The archeological site is unguarded you easily cross the wire fencing that is broken in several places and enter the area of he temple dedicated to Asclepius, the Greek got of medicine and healing. Before entering the atrium of the temple, a series of steps lead to the thermal spring, whose water still wells forth. The building is a small Hellenistic construction of the Doric order, dating from the 4th to the 3th century B.C. Low stone seating runs around the interior of the building and a Roman mosaic pavement from the first century A.D occupies much of the floorspace. A geometric symphony in black and white mosaic tesserae is set inside a beautiful spiral frame with different types of decorative panels. Without a doupt the most interesting panel is the central one: a thin labyrinth of lines with naturalistic drawings, a quail on a blue background, its tesserae feathers shading from beige to brown. On the western side, near the alter, there is a hollow that was probably meant for the sacred serpent, the symbol of medical science and a mandatory presence in every sanctuary since it was believed that snakes had healing powers.

Fragments of twenty statues have been found here, as well as marble ornaments from a sacred road and a headless statue of Asclepius, that is now at the archeological museum of Chania. Near the temple is the church of Agios Kyrkos, that was built on the ruins of a basilica, with interesting fresco inside and more mosaics in the courtyard in front of the church.

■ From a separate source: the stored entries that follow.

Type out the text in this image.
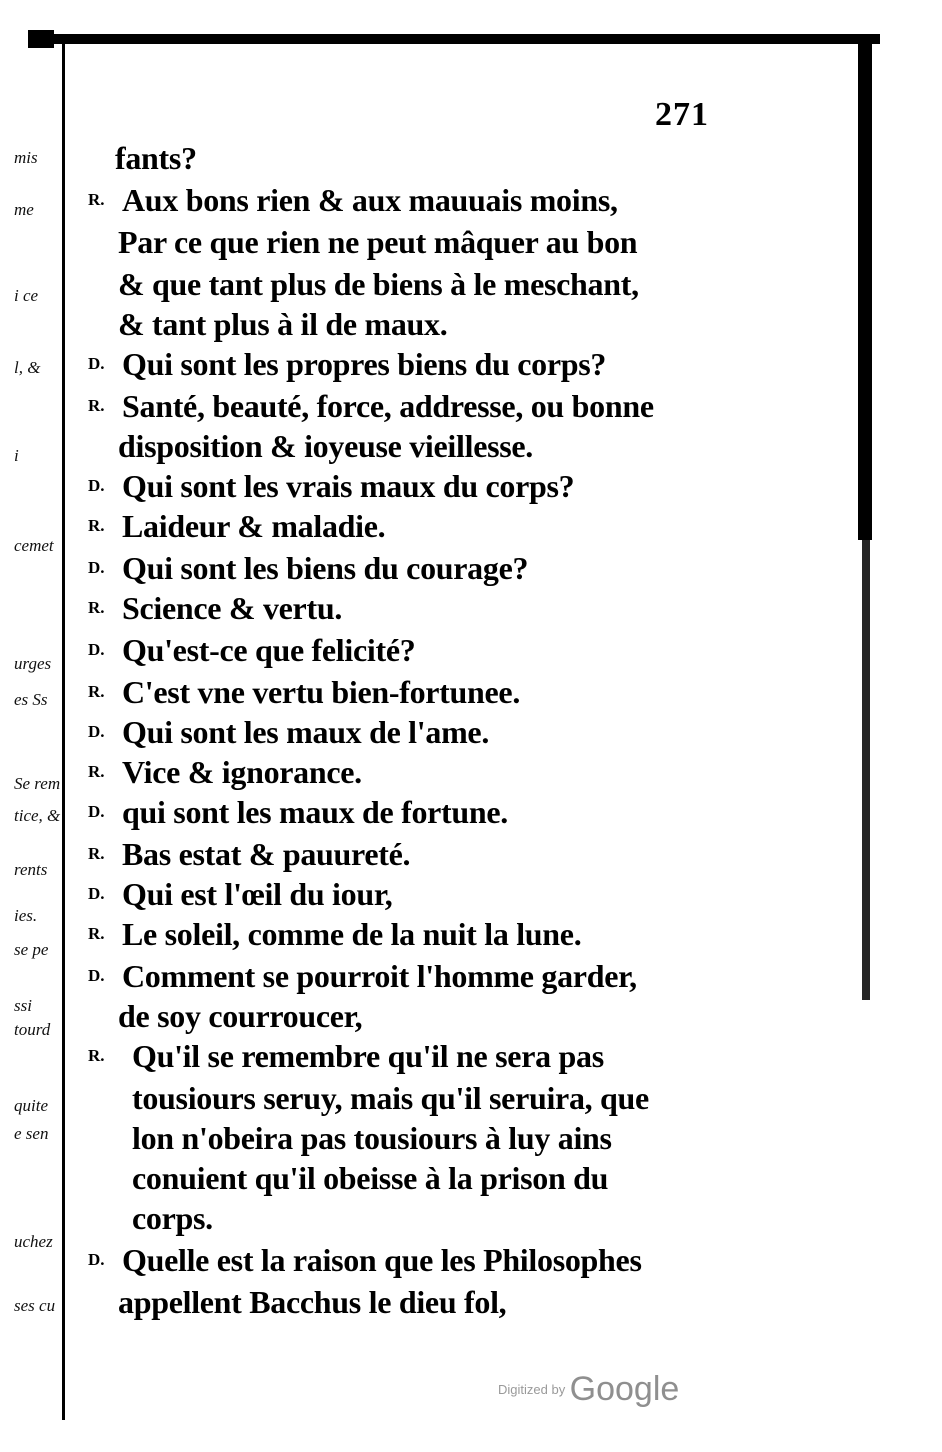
271
mis
me
i ce
l, &
i
cemet
urges
es Ss
Se rem
tice, &
rents
ies.
se pe
ssi
tourd
quite
e sen
uchez
ses cu
fants?
R. Aux bons rien & aux mauuais moins,
Par ce que rien ne peut mâquer au bon
& que tant plus de biens à le meschant,
& tant plus à il de maux.
D. Qui sont les propres biens du corps?
R. Santé, beauté, force, addresse, ou bonne
disposition & ioyeuse vieillesse.
D. Qui sont les vrais maux du corps?
R. Laideur & maladie.
D. Qui sont les biens du courage?
R. Science & vertu.
D. Qu'est-ce que felicité?
R. C'est vne vertu bien-fortunee.
D. Qui sont les maux de l'ame.
R. Vice & ignorance.
D. qui sont les maux de fortune.
R. Bas estat & pauureté.
D. Qui est l'œil du iour,
R. Le soleil, comme de la nuit la lune.
D. Comment se pourroit l'homme garder,
de soy courroucer,
R. Qu'il se remembre qu'il ne sera pas
tousiours seruy, mais qu'il seruira, que
lon n'obeira pas tousiours à luy ains
conuient qu'il obeisse à la prison du
corps.
D. Quelle est la raison que les Philosophes
appellent Bacchus le dieu fol,
Digitized by Google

To the west, on the hillside, there is an impressive necropolis of vaulted tombs, a burial ground that is perhaps of Cilician origin, similar to ruins excavated by archeologists in nearby Sougia. Now the trail widens out on a vast plain and leads in different directions. The European hiking trail continues to the west, crossing the hill and leading to Paleochora. To the east, the trail winds its way through a true archeological park with Corinthian capitals and columns lying on the ground, taking hikers to a small beach of white pebbles. The bright sunlight and the breeze animate the surface of the sea with countless sparkles of light. Despite the fairly brisk temperature you indulge ourselves in a dip in the sea, swimming out to the high cavernous wall of the bay. A boat appears from behind the promontory, from the direction of Sougia it lands and a couple with a child disembark. Without a doubt this is the boat of “Capitan George”, who has obsessively advertised himself with posters all along your excursion, as though to reassure tired hikers that they can quickly return to Sougia by sea.

A few meters inland from the shore, slightly to the side, there is the chapel of Panagia – the Virgin – embedded in the ground. Its façade of naked stone is embellished with insertions that are clearly of Roman origin, pieces of entablature and a fragment of a sarcophagus from Asia Minor with the head of a Medusa. The osmosis between Roman Hellenistic paganism and Christianity is complete.

You start back the way you came, accompanied by bright sunlight and a brisk breeze. Our pilgrimage only lasted an afternoon, but we are well satisfied with this happy combination of hiking, sea and archeology.